In Endangered Species Act: Successes and Challengesin Agency Collaboration and the Use of Scientific Information in the Decision Making Process (May 19, 2005), the Government Accountability Office (GAO) noted that the FWS had become "overburdened by litigation." Many of the lawsuits were filed by conservationist and animal groups regarding the listing process and designation of critical habitat. In 1992 a coalition of groups sued the Department of Interior charging that the listing process was proceeding too slowly. At that time more than 500 species were awaiting listing. The suit was settled out of court later that year when the FWS agreed to specific time limits for listings of the species at issue.

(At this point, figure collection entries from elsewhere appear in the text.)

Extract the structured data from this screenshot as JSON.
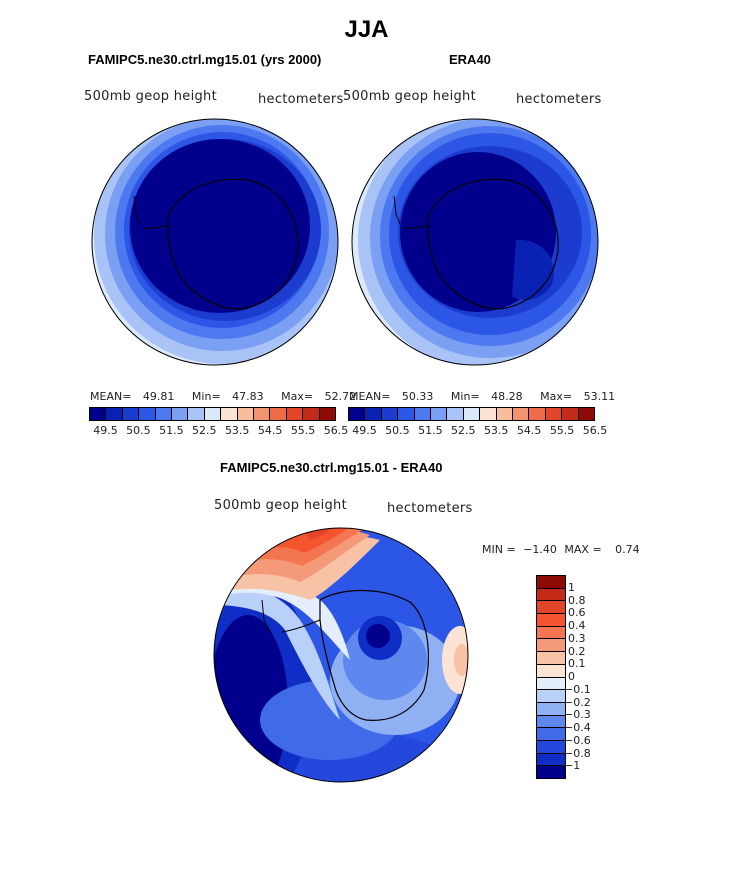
{
  "title": "JJA",
  "panels": [
    {
      "case_title": "FAMIPC5.ne30.ctrl.mg15.01 (yrs 2000)",
      "var_label": "500mb geop height",
      "units": "hectometers",
      "mean_label": "MEAN=",
      "mean": "49.81",
      "min_label": "Min=",
      "min": "47.83",
      "max_label": "Max=",
      "max": "52.72"
    },
    {
      "case_title": "ERA40",
      "var_label": "500mb geop height",
      "units": "hectometers",
      "mean_label": "MEAN=",
      "mean": "50.33",
      "min_label": "Min=",
      "min": "48.28",
      "max_label": "Max=",
      "max": "53.11"
    }
  ],
  "abs_colorbar": {
    "colors": [
      "#00008c",
      "#0a22b4",
      "#1c3ccf",
      "#2c56e6",
      "#4d79f0",
      "#7a9ff3",
      "#a9c3f6",
      "#dce9fb",
      "#fde3d4",
      "#f8bd9c",
      "#f39470",
      "#ee6a48",
      "#e2452a",
      "#c42a18",
      "#8e0a05"
    ],
    "ticks": [
      "49.5",
      "50.5",
      "51.5",
      "52.5",
      "53.5",
      "54.5",
      "55.5",
      "56.5"
    ]
  },
  "diff": {
    "title": "FAMIPC5.ne30.ctrl.mg15.01 - ERA40",
    "var_label": "500mb geop height",
    "units": "hectometers",
    "min_label": "MIN =",
    "min": "−1.40",
    "max_label": "MAX =",
    "max": "0.74"
  },
  "diff_colorbar": {
    "colors": [
      "#8e0a05",
      "#c42a18",
      "#e2452a",
      "#f4552e",
      "#f47650",
      "#f59a78",
      "#f8c2a6",
      "#fde3d4",
      "#e4eefc",
      "#b9d0f8",
      "#90b0f4",
      "#5f88ee",
      "#3f6be8",
      "#2548dc",
      "#0e2ec6",
      "#00008c"
    ],
    "ticks": [
      "1",
      "0.8",
      "0.6",
      "0.4",
      "0.3",
      "0.2",
      "0.1",
      "0",
      "−0.1",
      "−0.2",
      "−0.3",
      "−0.4",
      "−0.6",
      "−0.8",
      "−1"
    ]
  }
}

Designation of critical habitat has also been a contentious issue. In 1997 the Natural Resources Defense Council sued the Department of the Interior (DOI) over the long-standing policy of the U.S. Fish and Wildlife Service to avoid designating critical habitat under the "when prudent" clause. At that time the agency had set critical habitat for only approximately 10% of all listed species. The FWS lost the lawsuit, as well as many subsequent suits in the same vein. In 2000 the agency put a one-year hold on all work related to listing new species so that court-ordered critical habitat work could be tackled.
In 2004 the Fish and Wildlife Service lost a case that focused on the agency's decision to ignore petitions submitted for species that are candidate species. The lawsuit specifically dealt with the Gunnison sage grouse, a large ground-dwelling bird found only in parts of Colorado and Utah. In January 2000 a coalition of conservationist groups submitted a petition to the FWS on behalf of the species. The FWS responded that no action was needed on its part, because it planned to designate the species as a candidate species. This decision was in keeping with the agency's long-standing "Petition Management Guidance." In September 2000 the petitioning groups sued the agency claiming that the Guidance violated the intent of the ESA. In 2004 the U.S. District Court for the District of Columbia ruled against the FWS and ordered the agency to respond to petitions that had been submitted for more than 200 candidate species.
Since the 1990s the Fish and Wildlife Service has repeatedly complained that many of its decisions and activities are driven by court orders, rather than scientific priorities. Conservation and animal groups have taken advantage of ESA provisions that allow citizen involvement in petition submittals and lawsuits. Critics claim that the groups flood the FWS with petitions so that lawsuits can be brought when the agency is unable to respond in a timely manner. Environmentalists counter that the lawsuits are necessary, because the FWS fails to do the job assigned to the agency under the Endangered Species Act to protect imperiled species.